还好他不知道四位赘婿是谁,否则今天她怕是出不去浴桶。
……
三月,殿试结束,陈鐸考中了探花。
本该留在翰林院,却因其在南疆战场有功,封为从五品巡按御史,派往南疆。
送行那日,萧洛喝多了。
“本以为陈鐸会留在京城,咱们能在一起,没想到你又要去南疆。”
陈鐸喝下一杯酒:“每年都会回来的,届时再聚。只要我们都好好的,不必日日相见。”
隔著萧洛,顾函诚拍拍他的肩:“有事给我写信。”
“放心。”陈鐸没想到他们会成为这般要好的朋友,当初挨得两顿打太值。
萧洛踉蹌著站起身,无比骄傲地举杯:“”我左边坐著武状元,右边坐著探花郎。”
“这辈子有你们两个做朋友,我萧洛没白活!”
“喝!”几位小兄弟举杯同饮。
昔日少年郎,今皆国之栋樑。
……
两年后,七岁的皇长子萧逸珩被册封为皇太子。
百官没有任何异议,萧泫只有一个儿子,早封晚封都一样。
如今江家的船队已成为大型船队,利润极为可观。
经过几年的休养生息,大周的国库充盈不少,水师人数已达五万,军船也数量也远超南域,萧泫曾经的副將裴將军在管。
大周在崛起,临国已经无法与之抗衡。
户部黎尚书银子管得很紧,他清楚自己是有前科的人,在这个位置上战战兢兢度过这么多年,兢兢业业,不敢行差踏错一步。

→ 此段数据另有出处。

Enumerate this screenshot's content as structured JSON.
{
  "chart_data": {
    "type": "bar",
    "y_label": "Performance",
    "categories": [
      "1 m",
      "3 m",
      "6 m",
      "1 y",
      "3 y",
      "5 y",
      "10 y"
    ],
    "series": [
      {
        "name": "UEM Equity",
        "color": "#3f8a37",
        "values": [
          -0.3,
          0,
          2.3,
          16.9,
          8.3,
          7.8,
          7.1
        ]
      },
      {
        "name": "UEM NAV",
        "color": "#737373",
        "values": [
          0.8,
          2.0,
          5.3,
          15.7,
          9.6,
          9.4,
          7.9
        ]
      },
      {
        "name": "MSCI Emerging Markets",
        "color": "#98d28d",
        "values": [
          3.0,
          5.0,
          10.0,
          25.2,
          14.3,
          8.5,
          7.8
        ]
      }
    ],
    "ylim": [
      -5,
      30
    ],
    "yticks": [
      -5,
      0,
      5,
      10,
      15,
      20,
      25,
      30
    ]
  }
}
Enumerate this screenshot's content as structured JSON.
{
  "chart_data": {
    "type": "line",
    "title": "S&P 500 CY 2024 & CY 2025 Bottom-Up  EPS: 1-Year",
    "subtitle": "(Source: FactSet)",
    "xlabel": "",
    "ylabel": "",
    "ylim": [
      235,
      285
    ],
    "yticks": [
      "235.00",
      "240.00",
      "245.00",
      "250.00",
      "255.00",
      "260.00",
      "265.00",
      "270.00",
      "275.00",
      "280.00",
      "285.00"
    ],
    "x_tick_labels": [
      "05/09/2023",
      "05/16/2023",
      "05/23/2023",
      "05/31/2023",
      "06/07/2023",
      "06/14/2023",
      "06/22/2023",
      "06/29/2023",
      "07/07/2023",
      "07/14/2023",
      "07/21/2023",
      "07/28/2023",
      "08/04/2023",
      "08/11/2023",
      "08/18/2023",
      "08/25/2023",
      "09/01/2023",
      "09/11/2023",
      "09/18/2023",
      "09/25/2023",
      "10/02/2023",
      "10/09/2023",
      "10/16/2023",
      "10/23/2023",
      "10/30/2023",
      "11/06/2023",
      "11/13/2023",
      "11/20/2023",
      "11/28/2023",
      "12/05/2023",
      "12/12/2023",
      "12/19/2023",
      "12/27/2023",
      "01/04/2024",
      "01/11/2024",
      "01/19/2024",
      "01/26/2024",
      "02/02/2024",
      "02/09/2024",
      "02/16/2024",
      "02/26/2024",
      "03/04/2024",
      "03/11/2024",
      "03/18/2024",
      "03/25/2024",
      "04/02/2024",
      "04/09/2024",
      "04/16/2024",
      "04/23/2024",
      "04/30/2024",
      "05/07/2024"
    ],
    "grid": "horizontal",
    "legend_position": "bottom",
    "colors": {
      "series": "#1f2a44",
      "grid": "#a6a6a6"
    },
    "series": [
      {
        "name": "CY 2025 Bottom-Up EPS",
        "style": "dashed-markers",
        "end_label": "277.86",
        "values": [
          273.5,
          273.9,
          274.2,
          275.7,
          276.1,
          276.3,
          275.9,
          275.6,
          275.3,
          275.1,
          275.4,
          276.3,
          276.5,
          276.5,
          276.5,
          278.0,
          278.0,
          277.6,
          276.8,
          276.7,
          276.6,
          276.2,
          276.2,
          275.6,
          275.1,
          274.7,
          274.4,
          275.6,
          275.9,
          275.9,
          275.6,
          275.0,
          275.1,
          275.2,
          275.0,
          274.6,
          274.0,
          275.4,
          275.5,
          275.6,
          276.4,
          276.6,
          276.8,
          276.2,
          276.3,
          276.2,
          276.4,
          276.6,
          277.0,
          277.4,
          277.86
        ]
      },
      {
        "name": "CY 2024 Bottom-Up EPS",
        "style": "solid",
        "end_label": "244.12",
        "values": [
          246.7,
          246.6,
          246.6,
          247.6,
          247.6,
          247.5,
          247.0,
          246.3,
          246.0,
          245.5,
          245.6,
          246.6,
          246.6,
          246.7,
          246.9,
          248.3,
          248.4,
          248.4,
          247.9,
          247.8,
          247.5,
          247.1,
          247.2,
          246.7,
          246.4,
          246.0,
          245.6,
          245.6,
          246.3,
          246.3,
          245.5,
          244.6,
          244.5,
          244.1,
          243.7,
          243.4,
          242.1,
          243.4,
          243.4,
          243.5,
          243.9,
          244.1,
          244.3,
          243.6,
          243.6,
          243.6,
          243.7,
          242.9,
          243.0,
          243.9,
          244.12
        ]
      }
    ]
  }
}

国库充盈,百姓的日子肉眼可见变好,流民也是逐年减少,吃饱穿暖不成问题。
开年不久,太皇太后去世了,纯太妃和萧擎难过许久。
齐国公年前已经不在,萧擎印象中外祖父一直是老当益壮。
两位长辈离世,他心中感慨,人要珍惜当下。
太皇太后葬礼结束,纯太妃搬去晋王府,忍不住掉眼泪。
“你外祖父和你皇祖母都不在了,再没有人护著我。”
萧擎耐心地哄著她:“母妃还有儿臣,儿臣以后做您的靠山。”
“母妃只有你了。”纯太妃哭得像个孩子。
萧擎一下一下拍著她的肩:“小心哭坏了身子,皇祖母和外祖父在天上会心疼的。”